On Monday July 18th, I went in and had another hcg level drawn. I was trying to stay positive despite all of the worry. I ran a few errands and headed home. Once I was home, I used the bathroom and there was blood when I wiped. Not spotting anymore, but blood. I started to lose it. Tony happened to be at home working that day and I curled up on the couch beside him, just feeling frantic and out of control. I refreshed my phone about every five minutes hoping for a new hcg result to post. Finally, there it was. My level the Friday before was 186. My new level, three days later was 91. It had plummeted. I felt numb. And then the tears started and didn’t stop. Tony held me and comforted me. He fought back tears himself. We both just kept saying “not again…” “this is not happening again.” I tried to trust more this time- to put it all in God’s hands, and this is what happened. I cried until it felt like there weren’t any more tears.
For a couple of hours, we were the only two who knew that our baby was not going to make it. Tony did the only thing that he felt would help. He ordered our favorite pizza and planned to pick up that, and a giant slice of chocolate cake from the South Bend Chocolate Factory for dinner. I reached out to some of my support people with the news. While he was out, I received a call from my nurse. I could hear the timidness in her voice when she asked for me. I told her that I’d already seen the result, and I already had cried. She told me how sorry she was, and that their team had really been rooting for me. What she said next completely floored me. She told me that no matter when the miscarriage started, even in the middle of the night, that I could call the office emergency line and they would call in a prescription for the pain.
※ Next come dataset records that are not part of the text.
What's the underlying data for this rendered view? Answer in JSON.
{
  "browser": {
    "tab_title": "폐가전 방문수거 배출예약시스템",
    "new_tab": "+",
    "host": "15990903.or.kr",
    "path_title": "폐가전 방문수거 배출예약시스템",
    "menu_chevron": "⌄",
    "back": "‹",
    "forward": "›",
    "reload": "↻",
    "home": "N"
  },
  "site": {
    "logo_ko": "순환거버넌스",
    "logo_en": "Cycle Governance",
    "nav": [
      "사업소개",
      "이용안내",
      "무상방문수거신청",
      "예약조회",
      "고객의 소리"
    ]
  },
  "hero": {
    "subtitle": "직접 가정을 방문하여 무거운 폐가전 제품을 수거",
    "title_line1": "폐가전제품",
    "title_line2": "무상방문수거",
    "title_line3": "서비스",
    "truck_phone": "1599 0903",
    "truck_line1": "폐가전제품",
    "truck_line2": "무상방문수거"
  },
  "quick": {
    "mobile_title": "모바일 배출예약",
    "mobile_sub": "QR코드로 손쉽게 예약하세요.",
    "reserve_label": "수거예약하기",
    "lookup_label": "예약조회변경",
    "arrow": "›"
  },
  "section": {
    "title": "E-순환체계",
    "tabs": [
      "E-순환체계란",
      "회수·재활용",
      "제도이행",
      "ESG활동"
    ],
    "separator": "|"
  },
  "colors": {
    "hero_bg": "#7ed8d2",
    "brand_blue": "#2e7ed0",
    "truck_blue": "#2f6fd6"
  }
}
She told me that I should not have to go through intense physical pain while dealing with such overwhelming emotional pain. I couldn’t even get my former OBGYN practice to tell me if I would have bleeding or pain, and this practice offers to call in pain medication? It was a relief, because I was dreading going through that pain again. She also told me that in 2-3 weeks I would have a sit down with my physician to do a miscarriage follow up and discuss a plan. At that moment, I started to cry. There was nothing else that she could have said that day that would give me so much consolation. I would get to sit down with the doctor in 2 weeks and discuss this? I would get to pick his brain about why he thought this was happening to me for the second time in 6 months? How amazing is this practice? I felt so blessed. At the end of the phone call, Tony came home with food, and we got lost in a movie and an enormous amount of calories. I was ready to take on the pain. It happened within two days of spotting with my first miscarriage. Surely it would happen in the next day or so.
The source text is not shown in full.